The SRBox looked a bit like a 80s Volvo,
the Chronos brings 90s Nintendo to mind.
  • A review / tutorial of Chronos. The picture above shows my previous response box. I didn't even have the classic and much-beloved SRBOX, shame on me! However, the make-shift solution performed quite admirably, to be honest: the latency was reasonable for its purposes (the experiment did not require fast reactions), and the button configuration was supremely flexible, courtesy of the Jan-Rouke Scissor Hack (tm). That is, you don't want subjects to press this or that key? Grab scissors from your office stationary supply, stick one blade below the key and gently push the other side.

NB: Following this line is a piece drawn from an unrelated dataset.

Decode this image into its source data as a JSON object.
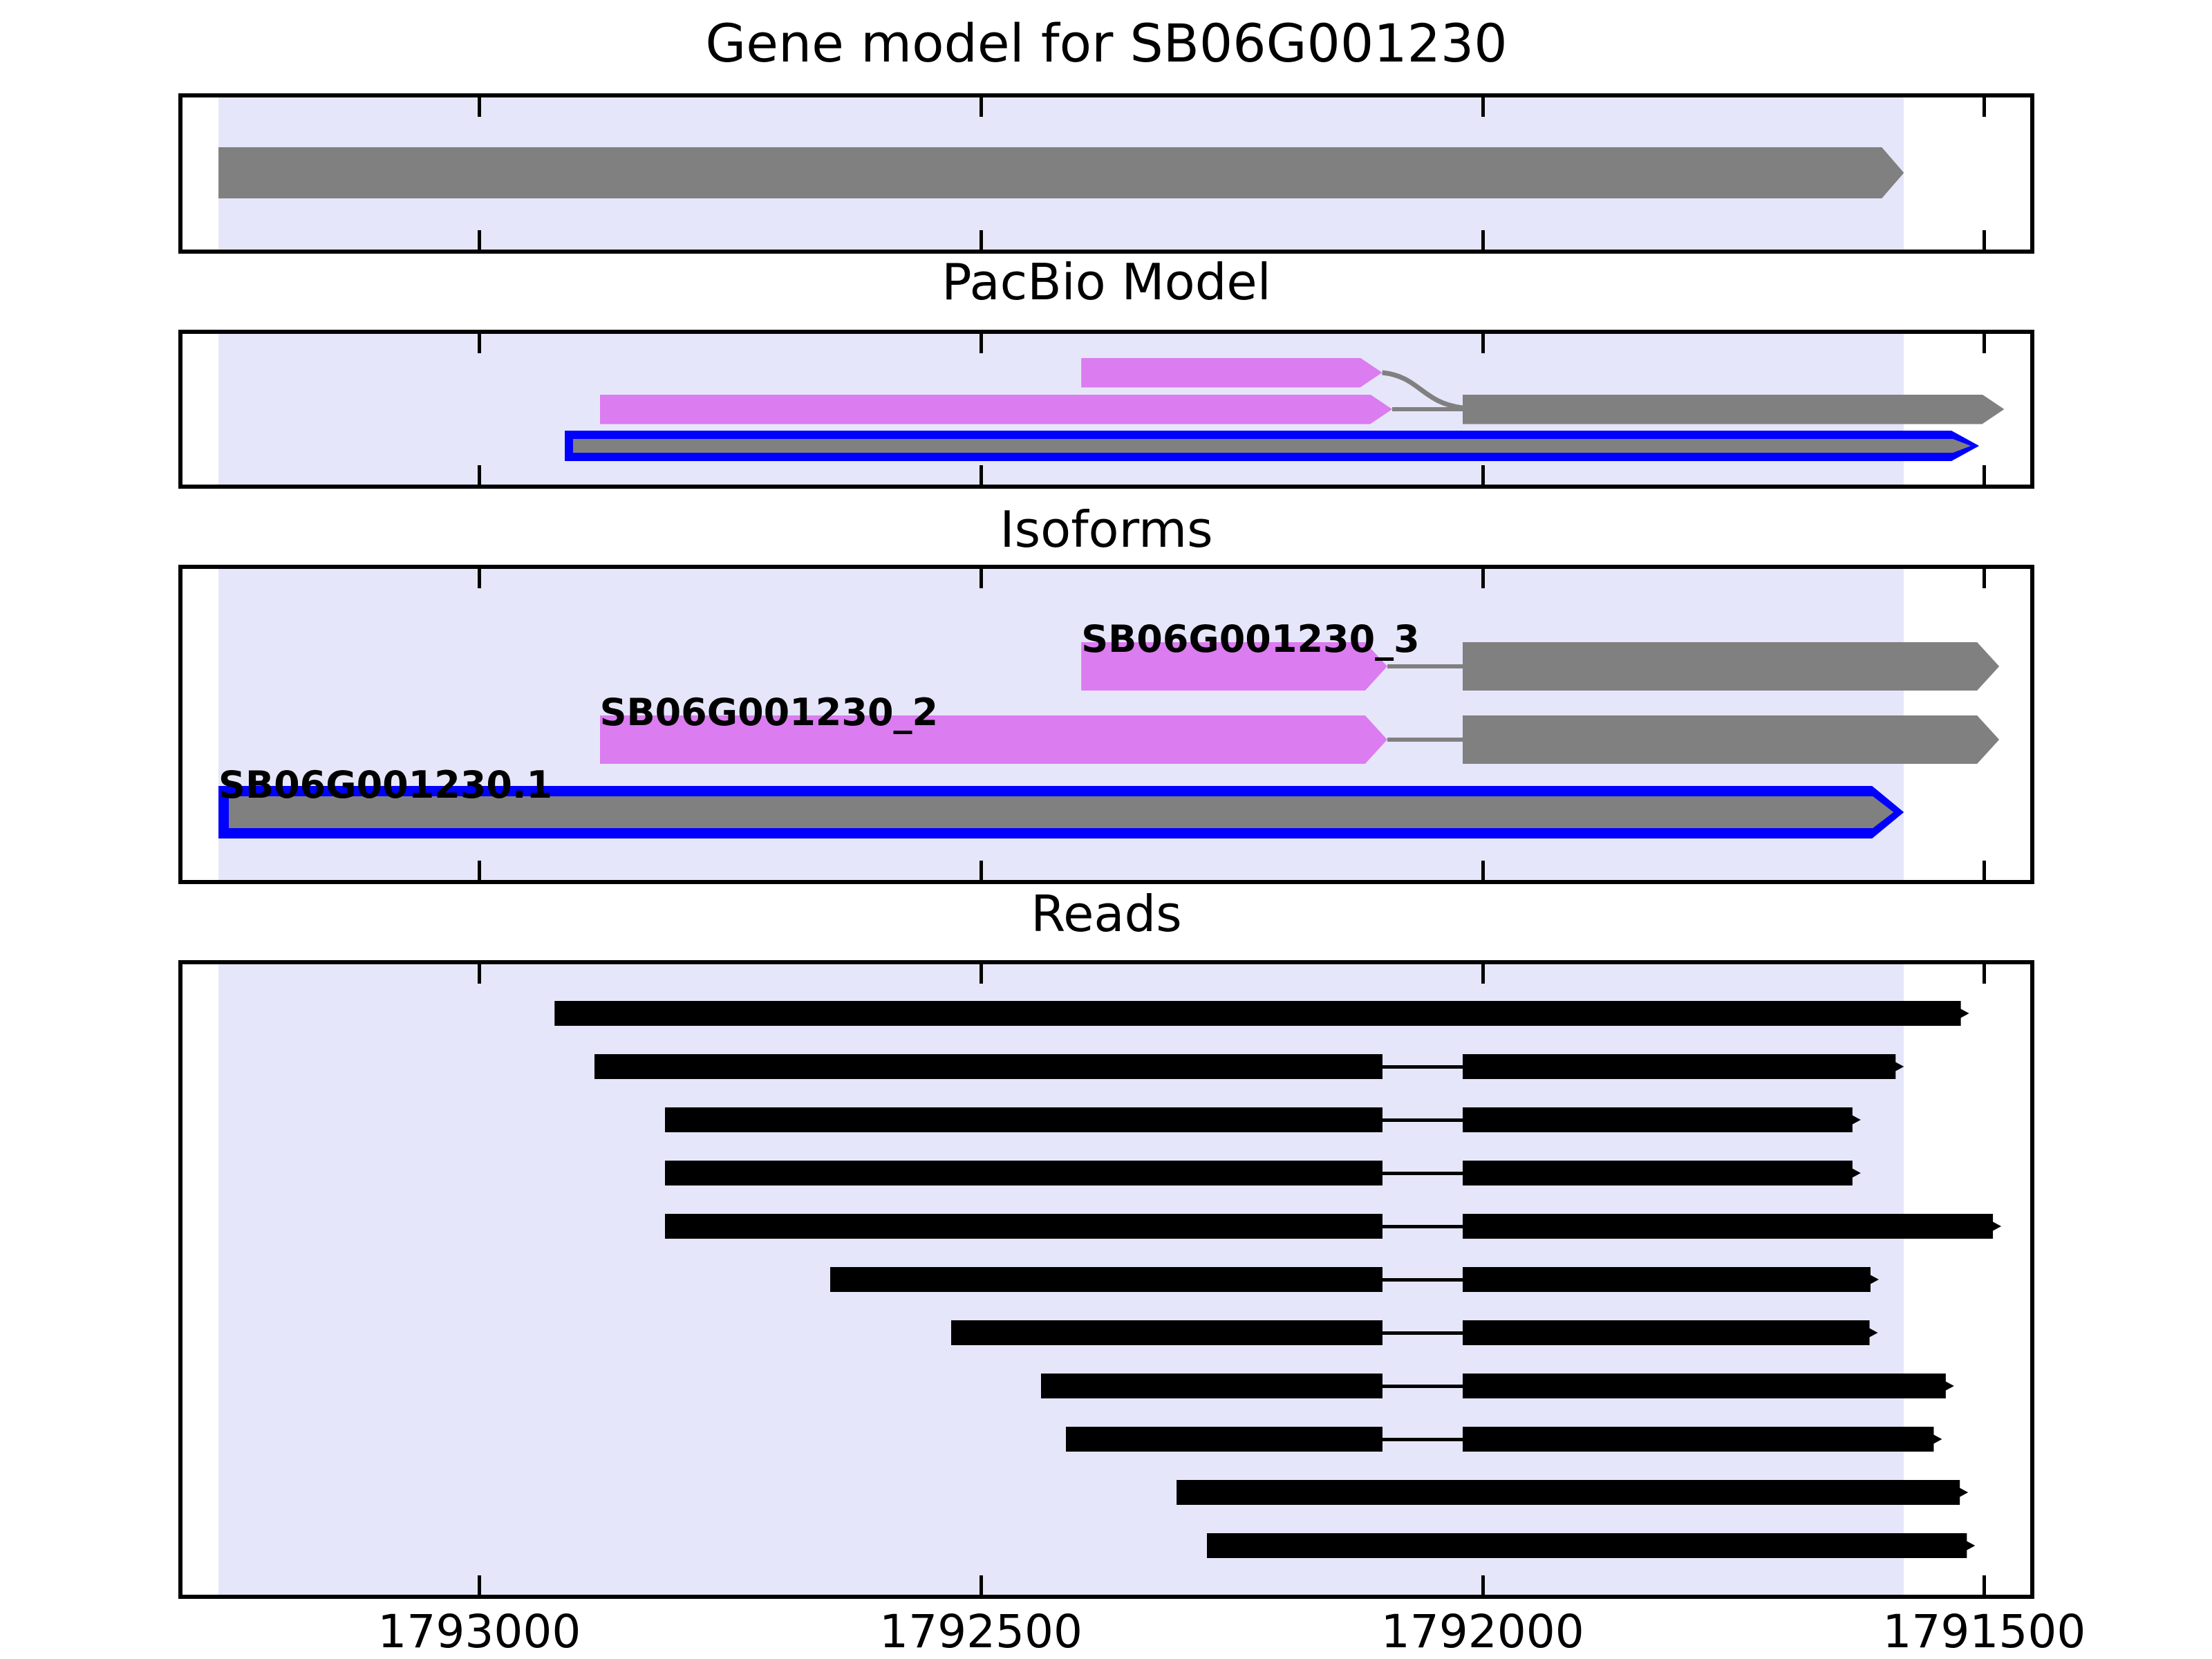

Okay, perhaps the end result is a bit ghetto, but it does save you from having to worry about the subject accidentally pressing an entirely unrelated and unlogged key. For those who have a little bit more budget, however, PST recently released the Chronos, a veritable weapon of mass destruction when it comes to precision timing. Indeed, the word on the street is that it is so fast, so sub-millisecond, it can report on events that haven't even occurred yet! Forgive me, I'm mildly exaggerating due the anticipation, as it should finally arrive today, any minute now. It has been stuck in Finnish customs for over a month now - perhaps due to the holidays and the postal strike, or is it perhaps because a shady foreign package containing a "Chronos device" sounds so very ominous? Yes, dear Finnish mail, it does spell doom: to timing inaccuracy!
I'm trying to channel the "gadget" reviewer enthousiasm while talking about these devices, as there seems to be very little media attention for the latest in behavioural and cognitive apparatus. Clearly an oversight than must be addressed forthwith.